10 years with Merlin Growth and Merlin Income, (acc units), makes sense, kinda, to me.

Thisi s not advice, nor have I ever worked for Jupiter, (although I have met Mr Bonham Carter a few times, and he has a very pretty sister).

10 years is a decent time horizon but it is not that long if you enter at a bad time when valuations are high - there are many examples in history where you'd still be under water after 10 years or even longer. Look at out own FTSE100 - it was grossly overvalued at the peak of the dotcom boom and now 21 years later it is still lower than it was back then (not including dividends). It has basically failed to deliver any significant returns for an entire generation of investors who abandoned it long ago and instead put their money into property.

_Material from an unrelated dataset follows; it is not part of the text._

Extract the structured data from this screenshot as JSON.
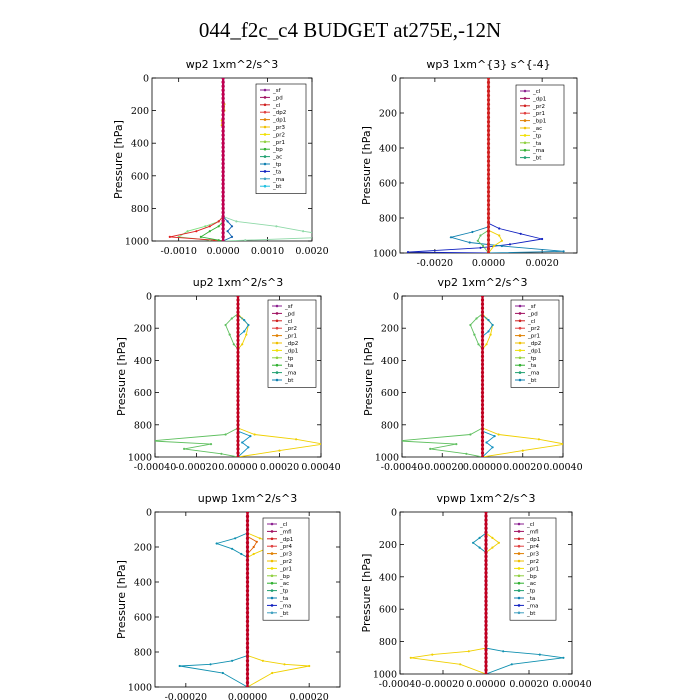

I think the next decade is going to be tricker than the last decade for all investors looking to grow their money.. everything is so expensive; future returns have been sucked forward and there's not much upside left. The best thing we can do is make sure we're setting aside more of our income for investments. We can't control what the markets return, but we can control, to a greater extent, what we spend and save.
 
10 years is a decent time horizon but it is not that long if you enter at a bad time when valuations are high - there are many examples in history where you'd still be under water after 10 years or even longer. Look at out own FTSE100 - it was grossly overvalued at the peak of the dotcom boom and now 21 years later it is still lower than it was back then (not including dividends). It has basically failed to deliver any significant returns for an entire generation of investors who abandoned it long ago and instead put their money into property.

I think the next decade is going to be tricker than the last decade for all investors looking to grow their money.. everything is so expensive; future returns have been sucked forward and there's not much upside left. The best thing we can do is make sure we're setting aside more of our income for investments. We can't control what the markets return, but we can control, to a greater extent, what we spend and save.
FTSE 250 a better bet instead of 100?
 

FTSE 250 a better bet instead of 100?
The FTSE 250 you are buying domestic UK relative to the FTSE 100.

The FTSE 100 is mostly banks, energy, materials and industrials etc. Lots of cyclical. Lots of ‘value’. What you will get from those companies however is relatively global revenue streams. Around 80% of the revenues from the FTSE 100 comes from outside of the U.K. It’s one of the reasons why the UK equity market has been negatively correlated to sterling in recent times (although that hasn’t always been the case).

So you are getting a bias towards fairly mature companies that are exposed to the global economic cycle. They tend to pay a decent yield (rather than earnings growth).

Hardly any tech whatsoever (which is one of the reasons why the U.K. market has lagged).

In many ways it’s kinda the opposite in make up to the US market.

The FTSE 250 is more exposed to domestic UK and so the U.K. economy which post brexit is a bit risky.

You probably want a more global tracker (but again these have their own biases because the indices they track are constructed in different ways).
 
Yeah the midcaps have done much better, but you would be making an active bet in targetting that particular part of the market. By definition most Investors have their money in FTSE100 stocks which represent about 83% of the entire UK equity market. The midcaps make up about 10-12% and AIM and small caps make up the rest.